The decline from last year has been extended by the Hang Seng Index, which has fallen more than 22% so far this year. The benchmark has significantly underperformed the MSCI World Index since a market crash at the start of the pandemic in March 2020, falling by a staggering 69 percentage points. About two-thirds of the stocks listed on the Hong Kong gauge are owned by Mainland companies.
The losses are especially upsetting as Beijing hosts its twice-decade Communist Party Congress this year, an occasion that historically has boosted the stock market.
Not that Beijing hasn’t taken action. In the midst of a global wave of aggressive tightening, the People’s Bank of China stands out because it has cut a key policy rate twice this year. To stop a decline in the real estate market, authorities have also increased fiscal stimulus and eased restrictions on home purchases in some cities.
However, even though the valuation of the Hang Seng benchmark has plummeted to its lowest level since Bloomberg data dating back to 1993, some investors do not consider it to be sufficiently cheap when pricing in escalating risks.

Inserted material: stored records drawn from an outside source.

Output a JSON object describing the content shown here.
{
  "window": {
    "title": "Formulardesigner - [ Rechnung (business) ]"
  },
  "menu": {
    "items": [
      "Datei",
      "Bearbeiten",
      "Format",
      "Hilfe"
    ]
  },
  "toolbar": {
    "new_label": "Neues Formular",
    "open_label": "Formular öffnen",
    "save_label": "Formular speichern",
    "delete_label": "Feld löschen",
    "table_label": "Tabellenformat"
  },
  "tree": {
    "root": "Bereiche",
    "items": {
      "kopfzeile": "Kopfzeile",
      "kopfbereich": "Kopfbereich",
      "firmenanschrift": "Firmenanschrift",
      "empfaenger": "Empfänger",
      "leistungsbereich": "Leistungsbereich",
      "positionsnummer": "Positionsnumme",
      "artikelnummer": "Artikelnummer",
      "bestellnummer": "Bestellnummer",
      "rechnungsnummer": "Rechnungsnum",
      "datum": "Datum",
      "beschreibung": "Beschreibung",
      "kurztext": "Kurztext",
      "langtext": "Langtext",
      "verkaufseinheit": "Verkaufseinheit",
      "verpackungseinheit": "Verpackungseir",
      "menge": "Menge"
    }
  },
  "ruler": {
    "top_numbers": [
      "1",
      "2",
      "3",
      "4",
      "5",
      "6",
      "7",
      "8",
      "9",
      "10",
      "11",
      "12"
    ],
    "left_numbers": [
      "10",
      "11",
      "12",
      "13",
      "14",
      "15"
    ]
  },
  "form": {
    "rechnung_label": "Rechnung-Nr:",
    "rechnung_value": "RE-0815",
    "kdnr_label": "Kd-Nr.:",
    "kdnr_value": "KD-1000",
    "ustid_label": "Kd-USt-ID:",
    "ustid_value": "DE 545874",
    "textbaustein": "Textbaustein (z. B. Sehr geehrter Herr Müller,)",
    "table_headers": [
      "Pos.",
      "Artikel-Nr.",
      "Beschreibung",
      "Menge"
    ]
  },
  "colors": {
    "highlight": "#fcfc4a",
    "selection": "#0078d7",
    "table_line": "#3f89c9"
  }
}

“It’s not time to buy yet as Hong Kong’s stock gauges fall to new lows, with aggressive US interest-rate hikes adding to pessimism around Covid Zero and the ongoing property crisis in China,” spoke Manish Bhargava, fund manager at Singapore’s Straits Investment Holdings.
It is not surprising that economists have been lowering their predictions for the country’s economic strength. Goldman Sachs Group Inc. reduced its forecast for China’s growth in 2024 from 5.3 to 4.5 percent, assuming Beijing will uphold its strict Covid Zero policies for at least the first quarter of 2019.

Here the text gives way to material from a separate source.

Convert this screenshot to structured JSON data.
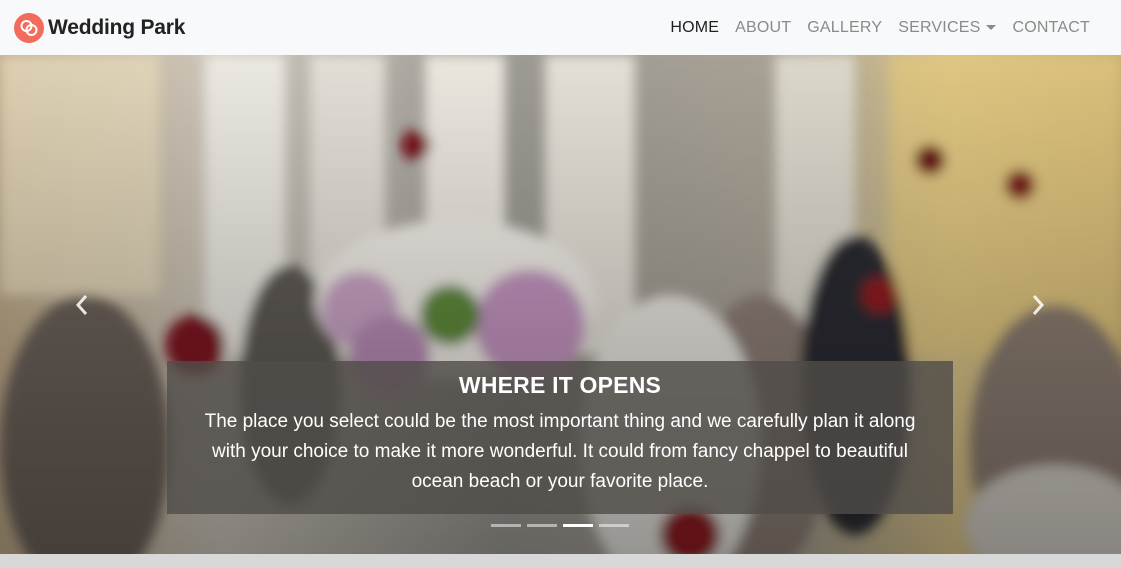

Furthermore, the growing hostility between Beijing and Washington is a significant overhang that limits the possibility of any significant recovery.
China has been speaking out more against Taiwan, claiming that it has the time to one day bring the island nation under control. Leaders in the West are keeping a closer eye on Beijing’s connections to Moscow for any indications of support.

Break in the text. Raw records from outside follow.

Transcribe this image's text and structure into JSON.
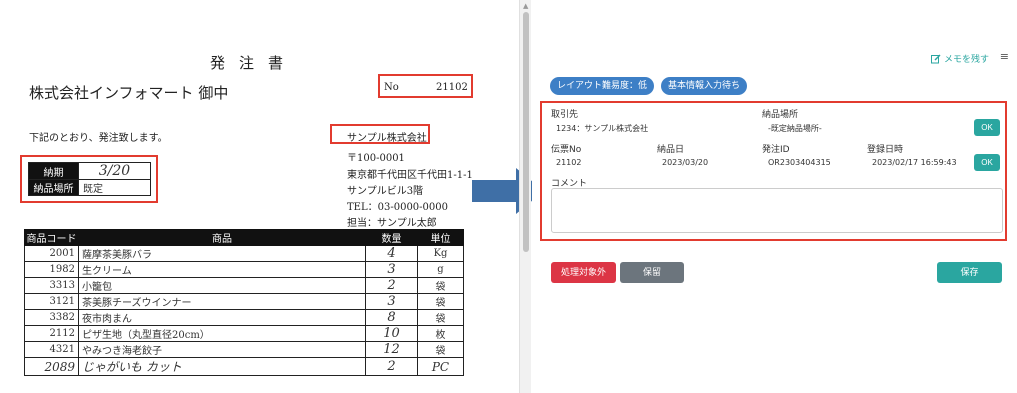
{
  "document": {
    "title": "発注書",
    "customer": "株式会社インフォマート 御中",
    "no_label": "No",
    "no_value": "21102",
    "intro": "下記のとおり、発注致します。",
    "supplier": "サンプル株式会社",
    "address_lines": [
      "〒100-0001",
      "東京都千代田区千代田1-1-1",
      "サンプルビル3階",
      "TEL：03-0000-0000",
      "担当：サンプル太郎"
    ],
    "delivery_date_label": "納期",
    "delivery_date_value": "3/20",
    "delivery_place_label": "納品場所",
    "delivery_place_value": "既定",
    "columns": [
      "商品コード",
      "商品",
      "数量",
      "単位"
    ],
    "rows": [
      {
        "code": "2001",
        "name": "薩摩茶美豚バラ",
        "qty": "4",
        "unit": "Kg"
      },
      {
        "code": "1982",
        "name": "生クリーム",
        "qty": "3",
        "unit": "g"
      },
      {
        "code": "3313",
        "name": "小籠包",
        "qty": "2",
        "unit": "袋"
      },
      {
        "code": "3121",
        "name": "茶美豚チーズウインナー",
        "qty": "3",
        "unit": "袋"
      },
      {
        "code": "3382",
        "name": "夜市肉まん",
        "qty": "8",
        "unit": "袋"
      },
      {
        "code": "2112",
        "name": "ピザ生地（丸型直径20cm）",
        "qty": "10",
        "unit": "枚"
      },
      {
        "code": "4321",
        "name": "やみつき海老餃子",
        "qty": "12",
        "unit": "袋"
      },
      {
        "code": "2089",
        "name": "じゃがいも カット",
        "qty": "2",
        "unit": "PC"
      }
    ]
  },
  "panel": {
    "memo_label": "メモを残す",
    "menu_icon": "≡",
    "badges": [
      "レイアウト難易度：低",
      "基本情報入力待ち"
    ],
    "form": {
      "partner_label": "取引先",
      "partner_value": "1234：サンプル株式会社",
      "place_label": "納品場所",
      "place_value": "-既定納品場所-",
      "ok1": "OK",
      "slip_label": "伝票No",
      "slip_value": "21102",
      "delivery_label": "納品日",
      "delivery_value": "2023/03/20",
      "order_id_label": "発注ID",
      "order_id_value": "OR2303404315",
      "registered_label": "登録日時",
      "registered_value": "2023/02/17 16:59:43",
      "ok2": "OK",
      "comment_label": "コメント",
      "comment_value": ""
    },
    "buttons": {
      "exclude": "処理対象外",
      "hold": "保留",
      "save": "保存"
    }
  },
  "colors": {
    "highlight_red": "#e23b2f",
    "teal": "#2aa6a0",
    "blue_pill": "#3d7fc6",
    "danger": "#dc3545",
    "gray": "#6c757d"
  }
}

Even though it is unlikely that Covid Zero will be abandoned, some investors are still hoping for more policy stimulus from the upcoming leadership congress.
Although the CSI 300 Index fell 0.9 percent on Thursday, mainland stocks have proven to be more resilient than those in Hong Kong.
The head of Hong Kong research at Julius Bär Group Ltd., Richard Tang, stated that any acceleration of policy easing “may offset part of the market pressure.” During the 20th Congress of the Chinese Communist Party in October, investors will be looking out for any indications of a shift in Chinese policy.